The University of Tasmania has been certified carbon neutral since 2016, one of only two Australian universities who are. This is based on our long recognition of the climate emergency and our desire to take a leadership role in research and operational changes, both within the sector and more broadly.
We seek to be an exemplar for other organisations working towards net carbon neutrality by 2050 and encourage them to act sooner.
The University of Tasmania joined the global Race To Zero campaign in 2021, the largest ever alliance committed to halving emissions by 2030 and achieving net zero carbon emissions by 2050. Backed by the United Nations, the campaign involves more than 4000 companies, 250 financial institutions, over 3000 hospitals and 813 universities and colleges worldwide.
Race to Zero requires its signatories to follow these four steps:
- Pledge: to have a 2050 or sooner net zero target.
- Plan: explain what steps will be taken toward achieving net zero.
- Proceed: taking action towards net zero. Carbon neutral certification requires demonstrating where emissions reductions are being made, not just buying offsets.
- Publish: commit to report on your progress annually, for transparency and to be an example to other institutions.
By the time we signed on to Race To Zero, we had already met all of the targets that signatories were required to work towards. But according to Corey Peterson, University of Tasmania Associate Director Sustainability, that was exactly why it was so important for the University to join the campaign.
“The campaign isn’t pushing us to do anything we weren’t already doing, but that’s what makes us so globally relevant,” he says. “Sustainability is not just an add-on policy, it’s at the core of who we are. The fact that we’ve already achieved those goals is contributing to that groundswell to force governments to try that little bit harder, to convince leaders to change.
“Charles Sturt University was the first university in Australia to be certified carbon neutral and they only just pipped us at the post! We’re currently the only two, so we work closely together to be consistent and to jointly set the standard for other institutions to follow.”

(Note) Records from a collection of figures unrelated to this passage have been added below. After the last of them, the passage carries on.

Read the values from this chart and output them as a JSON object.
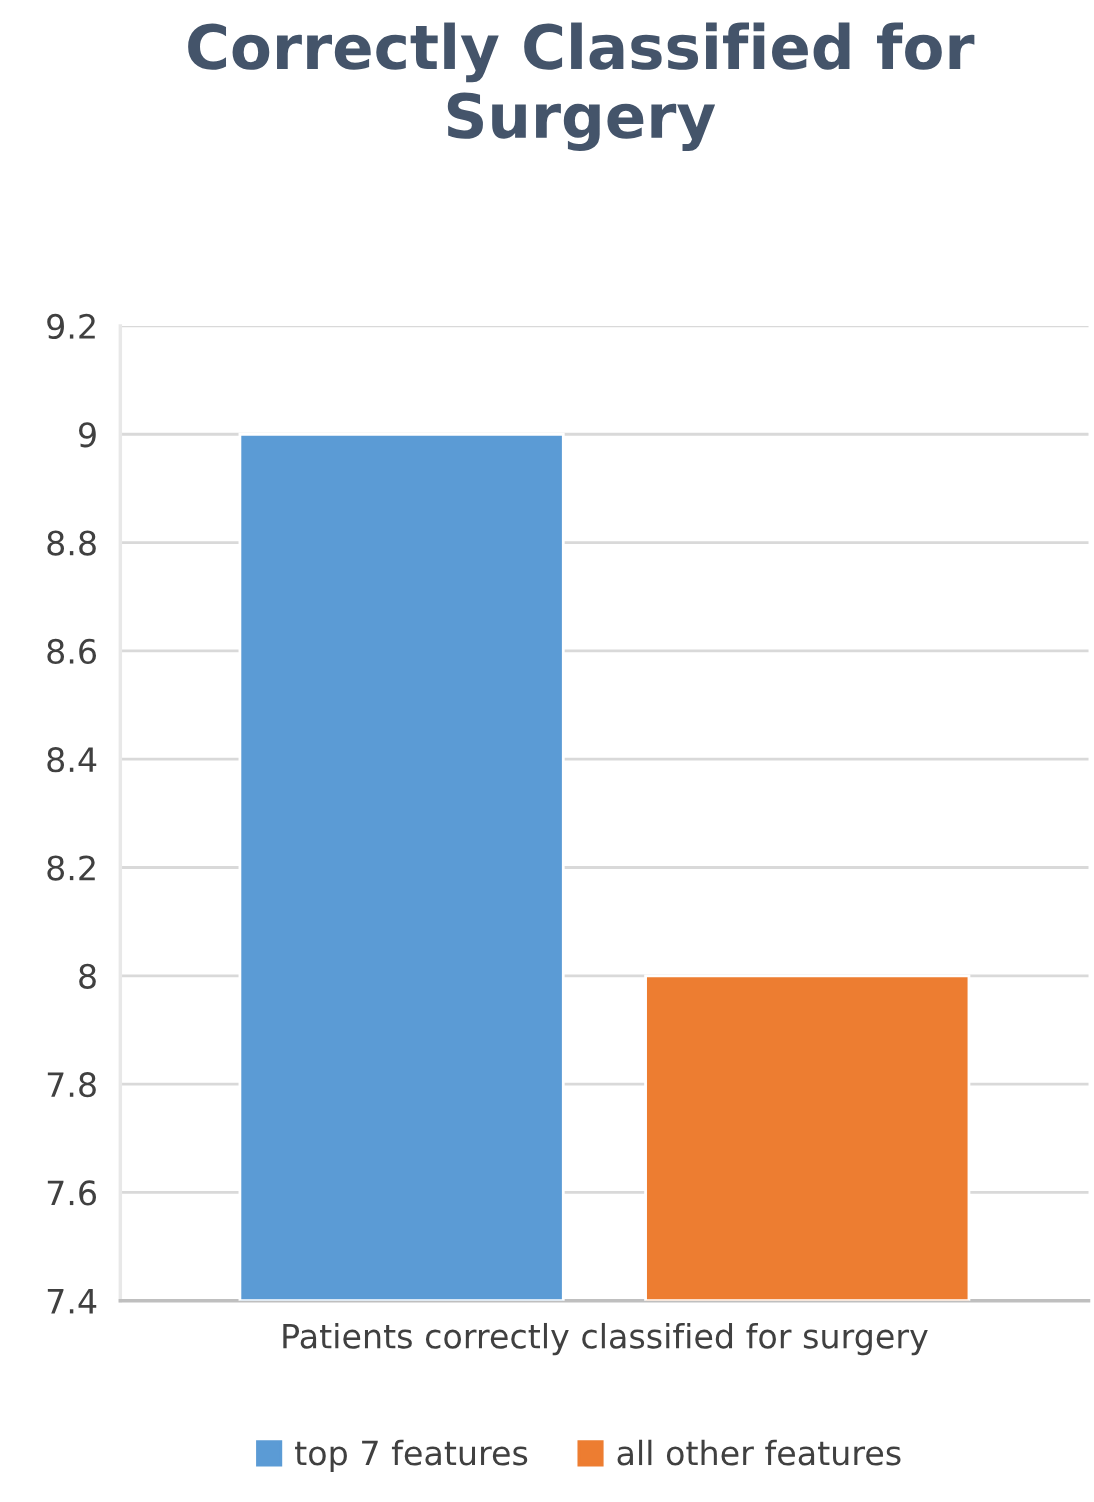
{
  "chart_data": {
    "type": "bar",
    "title": "Correctly Classified for Surgery",
    "categories": [
      "Patients correctly classified for surgery"
    ],
    "series": [
      {
        "name": "top 7 features",
        "color": "#5b9bd5",
        "values": [
          9
        ]
      },
      {
        "name": "all other features",
        "color": "#ed7d31",
        "values": [
          8
        ]
      }
    ],
    "ylim": [
      7.4,
      9.2
    ],
    "yticks": [
      7.4,
      7.6,
      7.8,
      8,
      8.2,
      8.4,
      8.6,
      8.8,
      9,
      9.2
    ],
    "grid": "y",
    "legend": "bottom"
  }
}
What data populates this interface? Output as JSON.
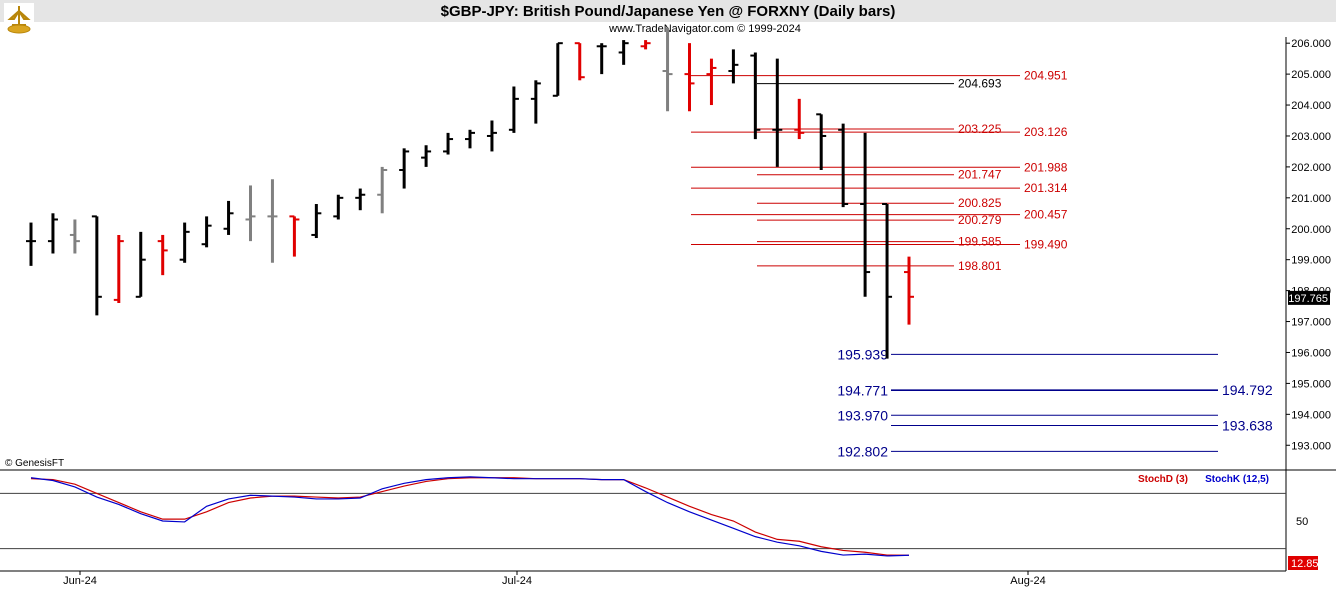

Steps taken by the University of Tasmania include:
- Supporting travel mode changes to more sustainable options (active and public transport)
- Increasing the use of electric and hybrid cars in our fleet of vehicles
- Environmentally sustainable designs for our new buildings and in refurbishments
- Energy efficiency programs, especially lighting and heating
- Significant changes in our printing model delivering lower energy and paper use
- Increasing our use of solar power
- Publicly reporting our emissions, offsets and reductions annually
- Offsetting our remaining emissions through carbon offset projects both domestic and international.
University of Tasmania alumna Zoe Douglas-Kinghorn – who graduated with a Bachelor of Arts in legal studies, journalism and literature in 2018 – was the co-convenor of the Australian Youth Climate Coalition and an intern for the Sustainability Integration Program for Students (SIPS) during her time at the University.
She says the University’s commitment to Race To Zero not only sets a good example to other organisations but is a validation of the concerns of the student body over many years. It also shows that we are listening to our own world-leading climate researchers.
“When I joined the University in 2015, groups like Fossil Free UTAS had already been working really hard for about a decade to raise awareness of this issue and there was a lot of support from students and staff for becoming carbon neutral,” she says.
“So, seeing the University get its net carbon neutrality certification in 2016 was extremely satisfying, and being part of Race To Zero means other organisations can benefit from seeing what we’ve been able to achieve.”
Now that the University of Tasmania is carbon neutral, where to from here? Mr Peterson says the logical next steps are to focus on continuing the downward carbon trend with a climate positive focus and broadening our sustainability efforts into other areas.
“We continue to focus lowering our emissions, even as we have increasing numbers of staff and students on our campuses,” he says. “And while carbon neutrality is essential, we also need to focus on other aspects of sustainability.
“We need to look at health and wellbeing, issues of social equity and inclusion, enabling people to make sustainable choices, biodiversity loss and climate justice, as well as supporting the emerging circular economy.”